I took in one of these concerts this afternoon, in the sun-drenched Italianate performance space at Good Shepherd Center in Wallingford. If you missed it, the same program can be heard tomorrow evening, Sunday, December 6, 2009, at The Congregational Church on Mercer Island, 4545 Island Crest Way, at 7:00 PM. Donations will be accepted at the door, and the performance space will be transformed into a cabaret, with refreshments served.

The concert, dubbed “Unconquered!,” had two decidedly different parts. In the first half were string chamber works by Gideon Klein and Erwin Schulhoff. Both composers’ music and reputations were almost obliterated in the Holocaust, and both died in Nazi concentration camps. Interest in their music has increased in recent years.

Both works feature often spicy harmonies, aching counterpoint and motoric, dance-like rhythms with a Czech and Hungarian flavor. Klein’s Trio (1944) was completed at the Terezin transit camp, near Prague, just nine days before the composer was transported to Auschwitz. Schulhoff’s String Quartet No. 2 dates from 1925.

Both pieces were given energetic and spirited performances by some of MOR’s regular string players, who also happen to be some of the best chamber musicians in town: violinists Mikhail Schmidt and Leonid Keylin, violist Susan Gulkis Assadi, and cellist Mara Finkelstein. It’s always a treat to hear these musicians play together. The sense of ensemble, of musical give-and-take was palpable. They seemed perfectly tuned to each other’s subtle changes in tempo, dynamics and articulation–what makes a truly satisfying performance rather than a routine one.

The second part of the program focused on cabaret music from Terezin. Though it might seem improbable now, the camp had a cabaret for the residents, which their captors not only permitted, but encouraged. After a suitable term of slave labor, a prisoner might obtain a ticket, and have a few hours’ respite hearing music performed by some of the finest Jewish talent from Europe.

New lyrics were written to current popular songs, with irony and sarcasm the order of the day. One of the translations rhymes the camp’s German name, “Theresienstadt” with “welcome mat.” The effect is eerie–one minute one hears sentiments of the “sunny skies and June moon” genre, and the next minute, it’s Cole Porter meets Franz Kafka.

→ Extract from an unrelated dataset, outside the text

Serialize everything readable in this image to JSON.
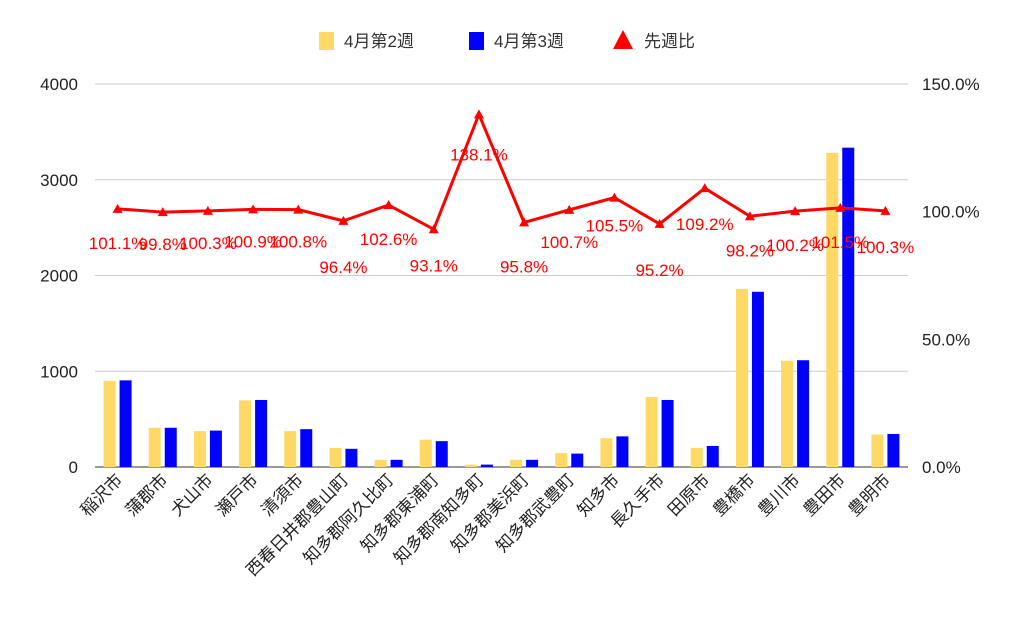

The cabaret songs were engagingly performed by baritone Erich Parce and mezzo-soprano Jenny Knapp, with MOR Artistic Director Mina Miller at the piano. The singers ably conveyed both the songs’ frothy surface and their darker barbs. Miller was a sensitive accompanist, and seemed to have great fun with some of the flamboyant piano glissandi in introductions and transitional passages. The effect was not one of tragedy, but of the prisoners laughing at their tormentors–of their human spirit asserting itself despite everything.